A flicker of interest crossed his expression.
"Not alone, you say?"
Clara swallowed. "Someone helped her disappear. Someone who knew your name."
Finally, he looked at her.
Cold amusement lit his eyes. "My name?"
He rose, slow and deliberate. "My dear Clara, everyone knows my name. But only a few understand what it means."
He moved closer, his steps echoing against the marble.

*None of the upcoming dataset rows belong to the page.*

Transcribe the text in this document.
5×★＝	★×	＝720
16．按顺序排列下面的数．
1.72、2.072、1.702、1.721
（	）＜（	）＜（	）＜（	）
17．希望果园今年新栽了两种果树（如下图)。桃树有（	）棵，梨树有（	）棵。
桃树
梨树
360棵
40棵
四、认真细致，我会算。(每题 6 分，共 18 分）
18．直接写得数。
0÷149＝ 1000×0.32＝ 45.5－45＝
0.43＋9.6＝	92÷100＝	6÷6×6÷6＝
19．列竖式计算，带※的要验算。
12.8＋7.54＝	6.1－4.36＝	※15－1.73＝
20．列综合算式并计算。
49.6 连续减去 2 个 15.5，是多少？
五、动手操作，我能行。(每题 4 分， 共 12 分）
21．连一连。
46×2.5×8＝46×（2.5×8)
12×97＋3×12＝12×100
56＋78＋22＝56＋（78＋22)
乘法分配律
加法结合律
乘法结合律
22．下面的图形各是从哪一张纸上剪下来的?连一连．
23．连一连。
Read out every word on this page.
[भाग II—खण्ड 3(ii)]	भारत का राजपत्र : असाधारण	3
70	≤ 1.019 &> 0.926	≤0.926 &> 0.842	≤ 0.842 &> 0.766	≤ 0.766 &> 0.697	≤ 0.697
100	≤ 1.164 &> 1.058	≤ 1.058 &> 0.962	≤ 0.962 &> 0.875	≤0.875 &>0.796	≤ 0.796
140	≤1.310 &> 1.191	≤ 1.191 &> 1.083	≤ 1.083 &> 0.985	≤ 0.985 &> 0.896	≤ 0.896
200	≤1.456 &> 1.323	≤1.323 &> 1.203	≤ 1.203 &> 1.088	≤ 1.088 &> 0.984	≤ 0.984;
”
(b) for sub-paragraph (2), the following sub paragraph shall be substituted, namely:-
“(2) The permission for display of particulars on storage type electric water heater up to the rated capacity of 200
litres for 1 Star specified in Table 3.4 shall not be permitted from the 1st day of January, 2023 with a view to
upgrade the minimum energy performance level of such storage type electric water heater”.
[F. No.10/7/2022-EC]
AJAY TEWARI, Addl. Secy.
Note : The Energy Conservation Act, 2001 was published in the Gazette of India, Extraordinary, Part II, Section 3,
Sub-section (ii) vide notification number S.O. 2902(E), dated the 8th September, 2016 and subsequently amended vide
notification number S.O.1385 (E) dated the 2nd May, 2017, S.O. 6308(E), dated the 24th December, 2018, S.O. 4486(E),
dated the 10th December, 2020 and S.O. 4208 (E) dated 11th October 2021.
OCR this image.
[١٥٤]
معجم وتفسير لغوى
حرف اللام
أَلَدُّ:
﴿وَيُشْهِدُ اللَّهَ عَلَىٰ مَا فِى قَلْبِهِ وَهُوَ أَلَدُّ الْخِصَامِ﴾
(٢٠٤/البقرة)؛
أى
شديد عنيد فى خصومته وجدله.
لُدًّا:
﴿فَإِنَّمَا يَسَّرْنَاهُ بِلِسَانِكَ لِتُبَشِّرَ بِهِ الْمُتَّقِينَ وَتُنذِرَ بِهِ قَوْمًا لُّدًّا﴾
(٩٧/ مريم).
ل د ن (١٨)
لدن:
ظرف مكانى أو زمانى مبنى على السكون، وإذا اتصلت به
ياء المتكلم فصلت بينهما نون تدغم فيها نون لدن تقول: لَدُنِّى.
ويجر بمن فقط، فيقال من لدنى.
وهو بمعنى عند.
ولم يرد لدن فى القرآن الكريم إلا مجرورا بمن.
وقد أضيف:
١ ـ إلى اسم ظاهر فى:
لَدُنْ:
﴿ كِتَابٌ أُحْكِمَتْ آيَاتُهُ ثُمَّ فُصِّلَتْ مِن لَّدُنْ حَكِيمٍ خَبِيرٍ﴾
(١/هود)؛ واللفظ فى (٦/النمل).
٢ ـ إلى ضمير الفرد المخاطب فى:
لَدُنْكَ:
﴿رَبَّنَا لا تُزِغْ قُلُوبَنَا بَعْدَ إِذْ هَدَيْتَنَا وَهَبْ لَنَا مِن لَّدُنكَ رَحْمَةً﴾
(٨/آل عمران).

"You were useful once," he said, circling her like a predator. "You got close to the Ashfords. You earned their trust. You even had Elijah under your thumb for a time."
Her chest tightened at the mention of his name.
Elijah.
She'd done terrible things for him — or so she told herself. But standing here, with Voss's shadow falling over her, she realized she'd only ever been a pawn.
"Why?" she asked quietly. "Why her? Why Starling?"
Voss smiled.
It wasn't kind.
It wasn't even human.
"Because she doesn't belong to them," he said. "She belongs to me."
Clara froze. "What are you talking about?"
He turned away, stopping at the window overlooking the city.
Rain streaked the glass, blurring the lights outside.
"She carries my blood. My greatest mistake — and my greatest weapon. But she doesn't know it yet."
Her mind spun.
Starling… his daughter?
That couldn't be possible.
"Her father—"
"—was a cover," Voss interrupted, his voice turning sharp. "A decoy I created to bury the truth. But she has his eyes. My eyes."
He finally turned to her again, the corners of his mouth lifting faintly.
"And now, Clara… you're going to bring her home."
Clara's heart dropped.
"You can't be serious. She'll never—"
He stepped closer until she could feel the quiet heat of his breath.
"She will. Because you owe me a debt. Remember the day I saved your brother from that trial in Lisbon? The man you begged me to protect?"
Her throat tightened. "Don't."
"Then don't make me collect what's mine."
He straightened, calm again. "Find her. Bring her to me. Or I'll send someone who won't hesitate."
He turned back to his desk, dismissing her as if she'd already disappeared.
The conversation was over.
But as Clara left the building, her pulse pounded so loud she could barely hear the thunder rolling outside.
Starling… his daughter?
If that was true, then everything — the revenge, the lies, even the destruction of the Ashfords — had been part of something far bigger.
And worse.
Because if Voss truly wanted Starling back, it wouldn't be for love.
It would be to finish what he started.